Das war es also, das 26. W:O:A. Selten hat es seinem Motto Rain Or Shine in diesem Ausmaß die Treue gehalten. Wobei mehr Rain als Shine dabei war. In unseren 17 bzw. 15 Wacken-Jahren haben wir so ein Schlammbad noch nie erlebt. Die Veranstalter haben vieles getan, um den Ablauf des Festivals zu gewährleisten und die Fans nicht zu gefährden. Warum aber manche asphaltierte Wege nicht früher für die Allgemeinheit freigegeben wurden, bleibt unverständlich.

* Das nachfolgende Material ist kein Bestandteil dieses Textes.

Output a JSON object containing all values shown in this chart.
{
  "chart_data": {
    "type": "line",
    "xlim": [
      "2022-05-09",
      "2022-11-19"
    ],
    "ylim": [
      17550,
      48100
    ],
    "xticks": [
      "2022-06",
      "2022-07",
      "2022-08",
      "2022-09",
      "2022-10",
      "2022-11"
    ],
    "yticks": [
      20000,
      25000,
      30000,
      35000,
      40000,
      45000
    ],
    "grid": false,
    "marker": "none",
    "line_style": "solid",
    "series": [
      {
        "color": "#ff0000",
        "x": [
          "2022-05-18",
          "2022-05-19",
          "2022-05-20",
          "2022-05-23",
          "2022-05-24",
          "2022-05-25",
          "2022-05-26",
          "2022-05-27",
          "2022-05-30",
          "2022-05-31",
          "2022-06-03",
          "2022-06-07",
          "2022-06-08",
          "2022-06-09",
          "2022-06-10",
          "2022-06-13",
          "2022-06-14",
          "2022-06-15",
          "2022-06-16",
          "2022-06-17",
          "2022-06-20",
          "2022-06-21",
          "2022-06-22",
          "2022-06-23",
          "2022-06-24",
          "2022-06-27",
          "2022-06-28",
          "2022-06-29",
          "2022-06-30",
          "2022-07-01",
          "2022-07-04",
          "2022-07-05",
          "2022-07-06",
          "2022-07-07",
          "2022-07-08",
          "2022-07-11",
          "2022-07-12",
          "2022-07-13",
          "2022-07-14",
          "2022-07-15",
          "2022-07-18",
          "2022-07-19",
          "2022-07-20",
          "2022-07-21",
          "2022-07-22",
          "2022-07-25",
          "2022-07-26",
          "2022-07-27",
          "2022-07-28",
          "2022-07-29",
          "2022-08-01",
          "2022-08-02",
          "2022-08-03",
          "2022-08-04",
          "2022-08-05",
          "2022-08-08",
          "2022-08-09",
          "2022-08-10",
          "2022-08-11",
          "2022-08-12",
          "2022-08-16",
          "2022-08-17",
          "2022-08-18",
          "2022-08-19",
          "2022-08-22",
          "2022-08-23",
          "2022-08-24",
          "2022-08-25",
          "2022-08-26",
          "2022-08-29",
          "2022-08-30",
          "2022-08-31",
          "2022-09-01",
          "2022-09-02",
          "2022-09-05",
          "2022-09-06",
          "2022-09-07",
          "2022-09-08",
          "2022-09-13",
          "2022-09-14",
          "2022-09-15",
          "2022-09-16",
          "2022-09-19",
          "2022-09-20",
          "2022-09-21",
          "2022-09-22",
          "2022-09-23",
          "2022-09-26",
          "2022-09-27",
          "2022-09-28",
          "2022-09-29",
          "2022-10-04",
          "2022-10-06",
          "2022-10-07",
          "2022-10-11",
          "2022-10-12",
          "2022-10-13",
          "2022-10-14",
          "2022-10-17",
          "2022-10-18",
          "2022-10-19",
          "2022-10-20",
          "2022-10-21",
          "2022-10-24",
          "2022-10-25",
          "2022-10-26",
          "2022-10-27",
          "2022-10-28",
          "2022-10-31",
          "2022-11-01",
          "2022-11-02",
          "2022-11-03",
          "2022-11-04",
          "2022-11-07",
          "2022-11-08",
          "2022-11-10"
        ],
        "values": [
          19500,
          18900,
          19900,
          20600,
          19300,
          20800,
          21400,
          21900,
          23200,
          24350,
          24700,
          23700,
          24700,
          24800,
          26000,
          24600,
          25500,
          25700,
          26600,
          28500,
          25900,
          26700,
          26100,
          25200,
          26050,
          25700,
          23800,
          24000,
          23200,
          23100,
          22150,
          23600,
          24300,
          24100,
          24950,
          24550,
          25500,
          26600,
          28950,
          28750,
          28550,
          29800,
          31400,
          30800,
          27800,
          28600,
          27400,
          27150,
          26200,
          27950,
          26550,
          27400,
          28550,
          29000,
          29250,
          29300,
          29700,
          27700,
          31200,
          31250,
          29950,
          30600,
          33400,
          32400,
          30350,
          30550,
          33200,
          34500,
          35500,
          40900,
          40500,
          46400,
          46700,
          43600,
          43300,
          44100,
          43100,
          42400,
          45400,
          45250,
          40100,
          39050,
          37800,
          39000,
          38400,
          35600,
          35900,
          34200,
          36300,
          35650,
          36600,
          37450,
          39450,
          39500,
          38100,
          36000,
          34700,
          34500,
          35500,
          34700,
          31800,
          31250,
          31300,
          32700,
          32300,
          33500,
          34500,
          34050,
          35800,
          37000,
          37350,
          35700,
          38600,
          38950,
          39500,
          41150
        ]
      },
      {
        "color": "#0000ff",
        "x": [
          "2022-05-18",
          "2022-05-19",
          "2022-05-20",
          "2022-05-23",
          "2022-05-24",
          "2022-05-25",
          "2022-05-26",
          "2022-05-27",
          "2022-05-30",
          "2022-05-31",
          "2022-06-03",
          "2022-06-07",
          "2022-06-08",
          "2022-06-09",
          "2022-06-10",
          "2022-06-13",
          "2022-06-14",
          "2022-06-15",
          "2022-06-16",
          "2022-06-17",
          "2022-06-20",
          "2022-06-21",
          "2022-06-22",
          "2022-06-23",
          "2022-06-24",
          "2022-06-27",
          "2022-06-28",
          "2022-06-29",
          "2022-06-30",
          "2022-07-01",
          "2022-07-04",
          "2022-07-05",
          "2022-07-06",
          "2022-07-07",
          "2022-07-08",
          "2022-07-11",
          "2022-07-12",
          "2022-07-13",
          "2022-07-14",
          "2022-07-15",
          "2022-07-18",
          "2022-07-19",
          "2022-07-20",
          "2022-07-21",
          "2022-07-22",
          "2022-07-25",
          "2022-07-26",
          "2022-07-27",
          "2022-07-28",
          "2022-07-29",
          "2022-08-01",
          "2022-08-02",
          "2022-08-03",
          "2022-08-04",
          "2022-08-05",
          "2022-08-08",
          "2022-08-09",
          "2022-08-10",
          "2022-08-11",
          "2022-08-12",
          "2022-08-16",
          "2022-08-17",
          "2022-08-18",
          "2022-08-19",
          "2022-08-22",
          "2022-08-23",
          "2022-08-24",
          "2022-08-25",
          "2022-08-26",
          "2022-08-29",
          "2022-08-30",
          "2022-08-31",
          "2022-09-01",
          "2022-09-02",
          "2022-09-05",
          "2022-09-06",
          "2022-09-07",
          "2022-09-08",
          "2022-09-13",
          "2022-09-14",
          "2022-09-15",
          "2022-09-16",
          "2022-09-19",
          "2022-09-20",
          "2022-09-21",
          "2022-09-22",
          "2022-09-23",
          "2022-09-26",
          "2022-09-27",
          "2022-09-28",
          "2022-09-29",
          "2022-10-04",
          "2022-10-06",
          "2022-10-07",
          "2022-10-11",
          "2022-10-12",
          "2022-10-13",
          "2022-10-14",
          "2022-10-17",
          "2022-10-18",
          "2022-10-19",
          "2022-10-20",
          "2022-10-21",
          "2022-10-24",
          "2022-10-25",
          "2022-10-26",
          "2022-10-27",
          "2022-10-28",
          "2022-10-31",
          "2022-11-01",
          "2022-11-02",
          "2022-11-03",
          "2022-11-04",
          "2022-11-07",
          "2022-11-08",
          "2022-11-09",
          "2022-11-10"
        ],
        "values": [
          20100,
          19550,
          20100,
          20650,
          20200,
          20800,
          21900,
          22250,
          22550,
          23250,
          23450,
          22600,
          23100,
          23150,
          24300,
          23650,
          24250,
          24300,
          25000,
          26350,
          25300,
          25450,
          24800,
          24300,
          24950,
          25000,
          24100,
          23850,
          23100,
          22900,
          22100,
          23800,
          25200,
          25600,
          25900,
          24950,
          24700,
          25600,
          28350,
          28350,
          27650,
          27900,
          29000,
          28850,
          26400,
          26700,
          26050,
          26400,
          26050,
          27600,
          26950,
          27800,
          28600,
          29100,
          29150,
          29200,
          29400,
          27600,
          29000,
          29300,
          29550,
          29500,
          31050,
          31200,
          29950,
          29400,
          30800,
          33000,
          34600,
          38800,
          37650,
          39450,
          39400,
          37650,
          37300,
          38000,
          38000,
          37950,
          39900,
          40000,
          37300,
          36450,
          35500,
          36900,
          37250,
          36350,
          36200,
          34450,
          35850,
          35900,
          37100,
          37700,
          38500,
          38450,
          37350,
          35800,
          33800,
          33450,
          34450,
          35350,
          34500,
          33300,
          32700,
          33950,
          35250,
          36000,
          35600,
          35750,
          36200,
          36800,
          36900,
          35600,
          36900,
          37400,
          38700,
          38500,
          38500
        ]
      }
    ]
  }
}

Dass das Festival in der Gunst der Fans (oder der Wacken-Touristen) weiterhin ganz oben rangiert, zeigt allein schon, dass 2016 bereits am Montagabend wieder einmal ausverkauft war. Bleibt zu hoffen, dass der gemeine Homo Metallus nicht irgendwann nur noch Gast auf seinem Festival ist, statt Teil davon zu sein, denn der Wacken-Tourismus ist ungebrochen, wie der ein oder andere Blick in die Runde zeigte. Ein bisschen gemischte Gefühle bleiben da nicht aus, dennoch überwiegen am Ende und wie immer die positiven Eindrücke. Schon wegen der unfassbaren Schlammmassen wird uns 2015 wohl in ewiger Erinnerung bleiben. Hoffentlich klappt's auch 2016 wieder - mit Blind Guardian, Unisonic, Ministry, Therion, Borknagar und Orden Ogan sind die ersten interessanten Acts für nächstes Jahr bereits bestätigt.